What size the treasure must be to achieve this is the real question we need to experiment with.

2 Likes
  1. A substantial amount of groundwork with respect to governance is needed prior to redirecting a large amount of funds to the project, such as establishing an executive committee with defined oversight authority and an established framework for the interplay between YFI holders and the EC.

  2. I generally am in favor of prioritizing growth over maximizing income in the form of dividends/distributions to YFI holders, but in light of the current macro, micro, and YFI specific market conditions, I have serious reservations about eliminating what, up to this point, has been a big component of the YFI value proposition, i.e., a relative steady stream of income for YFI holders that is sizeable relative to the rest of crypto.

  3. I find the topic of this proposal and the use of a one-person-one-vote poll rather than a snapshot poll peculiar.

4 Likes

I agree with you.
Though on the point of the above poll, this is simply how we have gaged interest in the past.
Assuming there was a reasonable level of interest and updates were made with respect to responses in these threads, it would go to a snapshot vote.

2 Likes

1000% agree. We for sure need a better, more robust way to reward contributors. IMHO yearn contributors should be the highest quality and most highly paid.

In order to have enough ‘left over’ for stakers, we should increase fees to a performance fee of 15% - 20%, which would leave a little more to play with to reward both contributors and stakers. For example, Harvest charges 30% of profits. 15%-20% is very reasonable.

1 Like

Yes.100%. Voting FOR. send it.

2 Likes

I still don’t see any financial plan, nor do I see reason to shut off dividends entirely, nor do I see any business growth or reinvestment plan, nor do I see a target.

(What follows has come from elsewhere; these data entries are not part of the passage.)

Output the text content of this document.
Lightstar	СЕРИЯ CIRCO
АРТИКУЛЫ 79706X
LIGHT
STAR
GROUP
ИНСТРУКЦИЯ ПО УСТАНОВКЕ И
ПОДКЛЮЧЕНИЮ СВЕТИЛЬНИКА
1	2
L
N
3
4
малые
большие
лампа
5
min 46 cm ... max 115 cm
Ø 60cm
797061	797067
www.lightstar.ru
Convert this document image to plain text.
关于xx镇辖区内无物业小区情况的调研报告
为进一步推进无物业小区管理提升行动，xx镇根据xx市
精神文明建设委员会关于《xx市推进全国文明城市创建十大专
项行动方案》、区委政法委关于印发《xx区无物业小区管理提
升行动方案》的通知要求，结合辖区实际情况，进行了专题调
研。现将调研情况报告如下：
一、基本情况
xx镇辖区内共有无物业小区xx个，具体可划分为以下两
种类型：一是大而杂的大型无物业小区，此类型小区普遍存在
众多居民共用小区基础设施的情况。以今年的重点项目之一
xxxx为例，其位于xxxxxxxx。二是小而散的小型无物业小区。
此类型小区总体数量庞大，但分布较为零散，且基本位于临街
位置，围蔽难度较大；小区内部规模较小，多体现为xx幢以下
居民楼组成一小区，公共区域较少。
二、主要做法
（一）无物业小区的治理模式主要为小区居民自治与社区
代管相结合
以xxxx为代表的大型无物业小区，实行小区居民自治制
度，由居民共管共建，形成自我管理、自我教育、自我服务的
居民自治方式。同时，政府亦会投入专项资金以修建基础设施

I don’t understand why the dividends wouldn’t be used to pay contributors, I don’t understand why there isn’t a more sensible and moderate approach to this, and I don’t understand why there’s not a single data point for capital allocation or current financials. How much money is needed for how long? What is it being spent towards? There’s no targets, there’s no elegance in this, I just don’t understand why anyone would vote yes to this when there’s not a single bit of data given.

20 Likes

Definitely for. I’d also be for a compromise where some % still goes back to stakers.

2 Likes

Really a great idea!!! Just need more details for realizing this.

LMAO at increasing “performance fees” to 20%. It’s like some of you intentionally want to kill this project.

Anyone with a modicum of common sense appreciates Harvest for what it is. If Yearn is aspiring to be a peer of Harvest, then I definitely invested in the wrong project.